In Breve
- Qual è il rischio principale per l'economia europea secondo Paolo Gesa?
- Il rischio principale è che il costo del capitale rimanga elevato per un periodo prolungato.
- Quali fattori influenzano l'attuale corsa dei rendimenti?
- Le tensioni geopolitiche, le pressioni inflazionistiche e i timori sulla sostenibilità dei debiti pubblici.
- Come si posiziona l'Italia rispetto ad altri Paesi europei?
- L'Italia appare relativamente meglio posizionata grazie all'esperienza accumulata e a una maggiore attenzione ai conti pubblici.
Il Rischio di un Costo del Capitale Elevato
Paolo Gesa, amministratore delegato di Credito Lombardo Veneto, ha recentemente espresso preoccupazioni riguardo al panorama economico europeo, sottolineando che il rischio principale non è tanto un singolo aumento dei tassi d’interesse, quanto piuttosto la possibilità che il costo del capitale rimanga elevato per un periodo prolungato.
Le Cause di Questa Situazione
Secondo Gesa, l’attuale corsa dei rendimenti è il risultato di una combinazione di fattori, tra cui tensioni geopolitiche, il ritorno delle pressioni inflazionistiche e timori sulla sostenibilità dei debiti pubblici. Questi elementi stanno portando le banche centrali a mantenere un atteggiamento prudente ma restrittivo, con la possibilità di ulteriori rialzi dei tassi.
L’Inflazione e il Suo Impatto
L’inflazione, ha spiegato Gesa, è stata in gran parte generata da uno shock energetico e geopolitico. Sebbene la politica monetaria possa mitigare gli effetti di secondo livello, non è in grado di risolvere il problema alla radice. Questo porta a una situazione in cui i Paesi occidentali, caratterizzati da debiti e deficit elevati, devono continuare a emettere grandi quantità di titoli, mentre il costo del finanziamento cresce.
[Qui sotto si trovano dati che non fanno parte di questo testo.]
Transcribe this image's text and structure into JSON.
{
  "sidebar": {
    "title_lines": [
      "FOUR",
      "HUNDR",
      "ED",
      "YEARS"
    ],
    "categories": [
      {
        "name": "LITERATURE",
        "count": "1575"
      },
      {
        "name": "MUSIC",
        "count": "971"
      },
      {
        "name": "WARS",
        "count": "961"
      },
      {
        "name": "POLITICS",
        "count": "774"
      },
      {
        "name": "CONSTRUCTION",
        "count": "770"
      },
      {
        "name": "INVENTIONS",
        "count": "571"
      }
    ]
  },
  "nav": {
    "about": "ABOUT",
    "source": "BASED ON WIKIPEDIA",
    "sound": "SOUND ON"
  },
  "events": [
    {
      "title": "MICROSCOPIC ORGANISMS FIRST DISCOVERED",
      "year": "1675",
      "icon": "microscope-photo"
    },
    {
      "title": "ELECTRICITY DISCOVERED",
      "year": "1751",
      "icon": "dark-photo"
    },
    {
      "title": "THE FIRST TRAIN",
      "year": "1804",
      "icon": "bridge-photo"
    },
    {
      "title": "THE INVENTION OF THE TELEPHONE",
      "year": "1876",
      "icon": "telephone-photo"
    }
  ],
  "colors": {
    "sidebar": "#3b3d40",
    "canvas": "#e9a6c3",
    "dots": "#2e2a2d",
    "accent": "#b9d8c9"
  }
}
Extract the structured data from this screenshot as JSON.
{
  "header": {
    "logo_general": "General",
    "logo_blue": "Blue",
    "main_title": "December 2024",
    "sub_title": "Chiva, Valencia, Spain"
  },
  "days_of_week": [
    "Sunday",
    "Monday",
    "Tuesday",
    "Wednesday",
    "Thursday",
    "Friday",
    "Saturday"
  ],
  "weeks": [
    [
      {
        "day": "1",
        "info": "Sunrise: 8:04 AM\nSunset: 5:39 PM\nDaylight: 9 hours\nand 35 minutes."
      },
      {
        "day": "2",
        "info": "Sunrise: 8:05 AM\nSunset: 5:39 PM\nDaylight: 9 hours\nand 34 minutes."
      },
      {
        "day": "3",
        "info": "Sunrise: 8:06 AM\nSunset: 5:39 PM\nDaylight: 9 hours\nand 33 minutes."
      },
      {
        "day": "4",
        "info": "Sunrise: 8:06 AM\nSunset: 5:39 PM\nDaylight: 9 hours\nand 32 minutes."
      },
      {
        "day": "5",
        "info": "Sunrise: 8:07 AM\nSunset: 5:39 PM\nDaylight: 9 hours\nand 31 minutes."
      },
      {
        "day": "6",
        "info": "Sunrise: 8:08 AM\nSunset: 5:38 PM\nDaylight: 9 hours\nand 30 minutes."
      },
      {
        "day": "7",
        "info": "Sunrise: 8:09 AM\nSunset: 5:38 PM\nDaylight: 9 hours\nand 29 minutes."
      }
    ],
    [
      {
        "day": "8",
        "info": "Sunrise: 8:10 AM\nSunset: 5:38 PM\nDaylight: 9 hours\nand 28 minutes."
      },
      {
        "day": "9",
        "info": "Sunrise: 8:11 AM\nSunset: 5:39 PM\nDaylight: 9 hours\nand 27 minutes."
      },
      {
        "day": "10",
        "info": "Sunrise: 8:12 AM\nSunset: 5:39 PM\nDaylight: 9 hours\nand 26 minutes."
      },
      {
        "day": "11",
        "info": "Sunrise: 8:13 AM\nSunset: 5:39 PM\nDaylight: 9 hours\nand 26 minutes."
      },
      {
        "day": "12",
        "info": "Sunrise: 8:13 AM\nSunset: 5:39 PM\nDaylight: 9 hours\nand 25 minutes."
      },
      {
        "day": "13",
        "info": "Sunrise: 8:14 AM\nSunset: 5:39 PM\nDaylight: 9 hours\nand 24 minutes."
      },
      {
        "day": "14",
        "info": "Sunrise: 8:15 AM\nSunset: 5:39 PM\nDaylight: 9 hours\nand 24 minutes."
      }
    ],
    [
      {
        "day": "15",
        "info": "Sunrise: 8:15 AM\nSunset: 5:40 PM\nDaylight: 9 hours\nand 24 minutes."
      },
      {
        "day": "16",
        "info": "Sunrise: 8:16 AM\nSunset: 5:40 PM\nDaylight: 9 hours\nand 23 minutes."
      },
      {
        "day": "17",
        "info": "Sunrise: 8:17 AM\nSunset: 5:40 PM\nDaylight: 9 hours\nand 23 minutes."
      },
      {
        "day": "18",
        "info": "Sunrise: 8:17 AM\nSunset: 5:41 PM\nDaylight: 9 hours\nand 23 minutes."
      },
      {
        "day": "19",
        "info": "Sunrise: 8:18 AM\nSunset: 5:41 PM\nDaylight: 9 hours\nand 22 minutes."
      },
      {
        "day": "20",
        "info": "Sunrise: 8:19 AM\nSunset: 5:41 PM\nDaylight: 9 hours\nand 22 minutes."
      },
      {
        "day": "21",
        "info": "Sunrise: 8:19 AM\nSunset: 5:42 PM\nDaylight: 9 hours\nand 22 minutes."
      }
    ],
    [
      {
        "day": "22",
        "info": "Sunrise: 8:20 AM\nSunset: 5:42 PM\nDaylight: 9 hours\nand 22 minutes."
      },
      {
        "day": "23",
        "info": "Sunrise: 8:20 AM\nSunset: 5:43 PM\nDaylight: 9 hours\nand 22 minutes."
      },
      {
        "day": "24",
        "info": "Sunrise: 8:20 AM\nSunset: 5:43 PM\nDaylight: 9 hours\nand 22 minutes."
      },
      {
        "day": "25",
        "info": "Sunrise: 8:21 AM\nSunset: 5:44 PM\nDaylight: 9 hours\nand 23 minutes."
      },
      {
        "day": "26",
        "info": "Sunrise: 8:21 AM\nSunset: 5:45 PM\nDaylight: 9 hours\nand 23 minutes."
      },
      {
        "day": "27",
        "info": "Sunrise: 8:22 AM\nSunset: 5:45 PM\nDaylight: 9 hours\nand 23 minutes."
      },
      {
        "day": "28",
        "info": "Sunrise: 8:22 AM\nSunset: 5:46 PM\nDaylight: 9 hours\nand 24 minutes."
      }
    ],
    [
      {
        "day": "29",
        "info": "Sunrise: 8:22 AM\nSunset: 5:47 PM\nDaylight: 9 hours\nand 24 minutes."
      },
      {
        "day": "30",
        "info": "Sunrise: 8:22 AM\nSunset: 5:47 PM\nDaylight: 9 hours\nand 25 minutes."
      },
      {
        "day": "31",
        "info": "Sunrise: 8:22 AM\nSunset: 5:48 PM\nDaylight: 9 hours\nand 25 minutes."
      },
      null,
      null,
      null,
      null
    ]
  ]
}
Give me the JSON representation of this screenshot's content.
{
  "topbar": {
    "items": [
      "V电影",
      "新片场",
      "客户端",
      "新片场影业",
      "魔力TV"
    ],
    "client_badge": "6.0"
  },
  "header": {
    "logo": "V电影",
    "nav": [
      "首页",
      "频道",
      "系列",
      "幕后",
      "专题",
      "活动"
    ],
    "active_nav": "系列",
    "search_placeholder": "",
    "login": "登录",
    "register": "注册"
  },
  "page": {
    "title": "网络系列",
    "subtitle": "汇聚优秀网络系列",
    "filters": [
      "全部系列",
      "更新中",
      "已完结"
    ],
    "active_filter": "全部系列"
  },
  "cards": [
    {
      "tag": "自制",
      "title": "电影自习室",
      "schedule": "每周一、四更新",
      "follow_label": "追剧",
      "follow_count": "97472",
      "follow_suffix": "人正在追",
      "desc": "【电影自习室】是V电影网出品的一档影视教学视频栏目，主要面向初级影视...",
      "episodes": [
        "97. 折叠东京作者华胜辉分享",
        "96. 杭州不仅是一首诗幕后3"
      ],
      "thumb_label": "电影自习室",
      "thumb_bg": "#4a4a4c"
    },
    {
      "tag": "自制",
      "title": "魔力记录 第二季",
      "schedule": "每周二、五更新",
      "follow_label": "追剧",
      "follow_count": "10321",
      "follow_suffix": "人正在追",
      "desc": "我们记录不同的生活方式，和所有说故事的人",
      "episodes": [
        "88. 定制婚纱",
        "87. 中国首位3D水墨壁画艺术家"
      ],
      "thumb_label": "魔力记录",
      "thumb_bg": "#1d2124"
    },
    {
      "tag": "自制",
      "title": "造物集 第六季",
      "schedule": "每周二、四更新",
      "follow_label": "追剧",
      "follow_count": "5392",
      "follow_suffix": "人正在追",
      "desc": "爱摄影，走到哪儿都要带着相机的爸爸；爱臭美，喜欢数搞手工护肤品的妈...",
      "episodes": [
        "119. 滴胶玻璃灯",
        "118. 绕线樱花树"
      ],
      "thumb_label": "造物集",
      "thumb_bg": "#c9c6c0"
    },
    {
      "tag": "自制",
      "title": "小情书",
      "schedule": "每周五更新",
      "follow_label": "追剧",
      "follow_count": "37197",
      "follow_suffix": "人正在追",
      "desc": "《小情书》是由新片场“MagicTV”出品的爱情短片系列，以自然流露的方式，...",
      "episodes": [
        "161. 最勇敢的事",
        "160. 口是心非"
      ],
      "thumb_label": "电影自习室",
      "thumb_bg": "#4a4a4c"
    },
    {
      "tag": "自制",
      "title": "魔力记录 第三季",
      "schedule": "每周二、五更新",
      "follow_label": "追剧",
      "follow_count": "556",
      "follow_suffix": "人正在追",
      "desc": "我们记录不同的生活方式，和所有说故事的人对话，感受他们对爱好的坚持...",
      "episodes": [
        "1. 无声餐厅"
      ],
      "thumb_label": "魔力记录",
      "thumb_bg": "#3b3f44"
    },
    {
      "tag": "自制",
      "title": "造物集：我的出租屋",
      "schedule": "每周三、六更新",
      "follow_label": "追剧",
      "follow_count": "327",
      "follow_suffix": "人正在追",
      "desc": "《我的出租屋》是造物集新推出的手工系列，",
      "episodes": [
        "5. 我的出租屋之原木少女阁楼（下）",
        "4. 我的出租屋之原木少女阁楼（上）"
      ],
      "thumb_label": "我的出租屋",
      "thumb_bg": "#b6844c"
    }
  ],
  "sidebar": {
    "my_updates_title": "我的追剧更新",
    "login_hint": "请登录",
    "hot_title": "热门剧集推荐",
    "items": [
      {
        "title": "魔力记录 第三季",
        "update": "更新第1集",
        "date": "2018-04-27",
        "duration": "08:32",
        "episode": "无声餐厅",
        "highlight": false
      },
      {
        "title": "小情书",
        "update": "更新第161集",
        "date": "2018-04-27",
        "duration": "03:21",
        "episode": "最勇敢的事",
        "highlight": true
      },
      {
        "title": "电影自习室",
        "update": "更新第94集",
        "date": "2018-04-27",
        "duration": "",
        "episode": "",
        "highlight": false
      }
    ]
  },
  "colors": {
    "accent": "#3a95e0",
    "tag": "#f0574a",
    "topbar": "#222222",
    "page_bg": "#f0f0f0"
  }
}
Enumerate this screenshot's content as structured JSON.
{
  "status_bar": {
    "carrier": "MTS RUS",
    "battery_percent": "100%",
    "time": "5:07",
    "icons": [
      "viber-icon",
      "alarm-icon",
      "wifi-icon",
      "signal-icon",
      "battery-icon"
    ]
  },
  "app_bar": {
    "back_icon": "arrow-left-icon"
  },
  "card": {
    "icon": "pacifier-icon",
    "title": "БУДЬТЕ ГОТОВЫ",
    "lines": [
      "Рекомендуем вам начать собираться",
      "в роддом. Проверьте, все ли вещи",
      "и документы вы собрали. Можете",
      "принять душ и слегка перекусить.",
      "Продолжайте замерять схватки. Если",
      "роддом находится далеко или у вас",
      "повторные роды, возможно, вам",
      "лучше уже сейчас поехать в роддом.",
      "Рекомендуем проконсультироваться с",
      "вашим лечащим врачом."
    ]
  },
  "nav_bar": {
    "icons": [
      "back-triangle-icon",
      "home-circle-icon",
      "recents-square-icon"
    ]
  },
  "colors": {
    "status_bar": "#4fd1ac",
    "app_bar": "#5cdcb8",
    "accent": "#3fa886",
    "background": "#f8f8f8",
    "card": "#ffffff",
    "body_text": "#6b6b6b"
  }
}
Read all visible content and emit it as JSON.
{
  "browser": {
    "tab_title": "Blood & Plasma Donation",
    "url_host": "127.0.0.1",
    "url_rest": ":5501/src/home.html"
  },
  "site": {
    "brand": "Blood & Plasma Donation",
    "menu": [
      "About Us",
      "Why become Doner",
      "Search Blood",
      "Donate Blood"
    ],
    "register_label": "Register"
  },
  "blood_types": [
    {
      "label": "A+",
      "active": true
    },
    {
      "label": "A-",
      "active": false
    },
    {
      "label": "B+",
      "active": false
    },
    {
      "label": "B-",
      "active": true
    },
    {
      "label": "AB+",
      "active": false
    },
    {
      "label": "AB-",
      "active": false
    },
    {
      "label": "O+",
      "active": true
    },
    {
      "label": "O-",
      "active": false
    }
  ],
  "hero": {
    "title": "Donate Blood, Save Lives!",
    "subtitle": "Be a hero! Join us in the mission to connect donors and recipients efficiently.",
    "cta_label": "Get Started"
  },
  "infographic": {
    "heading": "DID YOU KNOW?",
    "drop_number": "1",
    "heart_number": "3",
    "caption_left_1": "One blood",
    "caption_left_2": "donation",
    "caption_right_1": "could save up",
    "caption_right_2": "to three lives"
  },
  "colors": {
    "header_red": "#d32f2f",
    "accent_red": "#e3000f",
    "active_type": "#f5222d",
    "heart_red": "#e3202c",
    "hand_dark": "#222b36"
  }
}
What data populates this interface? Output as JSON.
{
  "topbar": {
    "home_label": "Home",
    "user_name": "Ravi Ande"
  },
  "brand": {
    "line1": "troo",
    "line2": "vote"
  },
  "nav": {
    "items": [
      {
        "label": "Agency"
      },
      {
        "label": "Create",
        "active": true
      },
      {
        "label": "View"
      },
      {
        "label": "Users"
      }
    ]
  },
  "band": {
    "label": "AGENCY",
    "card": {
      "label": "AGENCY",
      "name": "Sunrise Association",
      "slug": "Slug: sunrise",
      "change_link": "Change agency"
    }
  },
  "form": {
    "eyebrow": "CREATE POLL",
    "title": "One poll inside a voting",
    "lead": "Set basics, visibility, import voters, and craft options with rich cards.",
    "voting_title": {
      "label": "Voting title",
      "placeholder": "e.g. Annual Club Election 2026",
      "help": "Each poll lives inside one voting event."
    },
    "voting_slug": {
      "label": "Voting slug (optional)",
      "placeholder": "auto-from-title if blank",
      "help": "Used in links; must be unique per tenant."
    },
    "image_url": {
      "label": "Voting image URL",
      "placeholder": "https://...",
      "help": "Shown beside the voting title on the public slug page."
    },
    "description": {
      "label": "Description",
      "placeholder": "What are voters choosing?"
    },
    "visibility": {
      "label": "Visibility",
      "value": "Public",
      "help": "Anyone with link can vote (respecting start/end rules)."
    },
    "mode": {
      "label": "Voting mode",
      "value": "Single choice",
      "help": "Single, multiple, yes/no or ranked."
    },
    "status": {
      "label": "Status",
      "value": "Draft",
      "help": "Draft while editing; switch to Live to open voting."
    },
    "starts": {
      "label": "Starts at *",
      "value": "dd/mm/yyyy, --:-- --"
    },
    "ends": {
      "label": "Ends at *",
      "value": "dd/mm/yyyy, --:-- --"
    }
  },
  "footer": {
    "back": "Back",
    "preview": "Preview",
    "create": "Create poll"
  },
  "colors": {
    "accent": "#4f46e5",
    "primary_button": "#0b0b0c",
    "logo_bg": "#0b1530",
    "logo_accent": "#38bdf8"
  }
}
La Situazione Italiana nel Contesto Europeo
Nonostante parta da un debito pubblico elevato, l’Italia appare relativamente meglio posizionata rispetto ad altri grandi Paesi europei. Gesa sottolinea che l’Italia ha accumulato esperienza e ha mostrato una maggiore attenzione recente ai conti pubblici. Al contrario, i mercati stanno attualmente rivolgendo la loro attenzione soprattutto sulla Francia.
Le Conseguenze per l’Economia Reale
Per l’economia reale, i livelli elevati di tassi e rendimenti si traducono in un maggior costo del credito per famiglie e imprese, minori investimenti e maggiore pressione sui bilanci pubblici. In questo contesto, per le piccole e medie imprese (PMI) diventa cruciale disporre di strutture finanziarie equilibrate, scadenze del debito coerenti con gli investimenti e adeguati margini di liquidità.
Una Prospettiva Preoccupante
Concludendo, Gesa avverte che il vero rischio è entrare in una fase prolungata di costo del capitale elevato in un’Europa che già cresce poco. Questo potrebbe avere ripercussioni significative sull’intero tessuto economico europeo, richiedendo un’attenzione particolare da parte di tutti gli attori coinvolti.